L’esponente dei “Progressisti per Vibo” Loredana Pilegi rispedisce al mittente le accuse e sottolinea che “in ogni caso, non si comprende il merito e la finalità di questo attacco ingiustificato, se non quello di aumentare inutilmente divisioni e lacerazioni nell’opposizione in Consiglio comunale”.

“Per quanto mi riguarda – aggiunge – e a chi allude al mio ruolo e a quello di Antonio Lo Schiavo, vorrei ricordare che per noi parla e vale la nostra storia personale e politica, segnata da coerenza e rispetto del mandato elettorale, a differenza forse di chi in questi anni ha cambiato partiti, coalizioni, schieramenti ed oggi si spinge ad esprimere giudizi di coerenza. 

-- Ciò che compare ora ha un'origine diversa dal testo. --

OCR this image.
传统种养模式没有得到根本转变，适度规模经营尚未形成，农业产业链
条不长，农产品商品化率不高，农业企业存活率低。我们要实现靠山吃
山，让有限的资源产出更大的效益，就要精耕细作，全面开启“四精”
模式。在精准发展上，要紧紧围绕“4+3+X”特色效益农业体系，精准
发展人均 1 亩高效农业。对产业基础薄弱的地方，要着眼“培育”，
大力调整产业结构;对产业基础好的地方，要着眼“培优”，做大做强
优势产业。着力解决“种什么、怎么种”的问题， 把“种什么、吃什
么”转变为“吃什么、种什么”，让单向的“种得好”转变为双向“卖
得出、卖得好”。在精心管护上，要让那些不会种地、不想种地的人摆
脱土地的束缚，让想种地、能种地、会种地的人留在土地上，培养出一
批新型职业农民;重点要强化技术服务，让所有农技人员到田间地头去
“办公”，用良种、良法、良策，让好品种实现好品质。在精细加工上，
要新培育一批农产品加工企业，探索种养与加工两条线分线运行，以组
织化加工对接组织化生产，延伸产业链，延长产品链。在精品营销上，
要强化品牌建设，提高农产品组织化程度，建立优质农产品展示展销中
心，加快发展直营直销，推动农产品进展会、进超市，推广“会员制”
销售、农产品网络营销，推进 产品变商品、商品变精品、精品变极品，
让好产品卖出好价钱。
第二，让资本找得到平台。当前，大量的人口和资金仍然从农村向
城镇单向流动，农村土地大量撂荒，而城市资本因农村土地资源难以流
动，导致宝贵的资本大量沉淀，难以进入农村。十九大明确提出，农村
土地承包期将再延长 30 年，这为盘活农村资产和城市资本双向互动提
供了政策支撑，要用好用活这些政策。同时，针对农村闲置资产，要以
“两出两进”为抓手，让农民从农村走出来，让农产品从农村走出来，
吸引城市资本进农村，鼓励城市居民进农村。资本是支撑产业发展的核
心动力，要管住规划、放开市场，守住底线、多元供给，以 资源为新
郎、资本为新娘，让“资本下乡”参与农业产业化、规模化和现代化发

Andando nel merito delle questioni sollevate – puntualizza Pilegi – continuiamo a pensare che l’opposizione si fa serietà, con i fatti e i contenuti,  e non con gli attacchi sguaiati e ad personam, che visti anche i risultati elettorali, non hanno portato vantaggio al centrosinistra vibonese”.

Lo sguardo viene poi rivolto al futuro: “dopo la pesantissima sconfitta elettorale, bisogna avere il coraggio di cambiare, e anche in Consiglio comunale si deve aprire una  nuova fase. 

Noi non solo rispetteremo, come sempre, il mandato affidatoci dai cittadini, ma contribuiremo con le nostre idee, le nostre proposte e i nostri valori ad aiutare Vibo. 

Se il Pd vuole ripartire – conclude – più che dai convegni, lo deve fare cambiando radicalmente la sua politica, riavvacinandosi al suo elettorato, sempre più distante e disorientato anche da interventi come quelli apparsi in questi giorni sulla stampa”.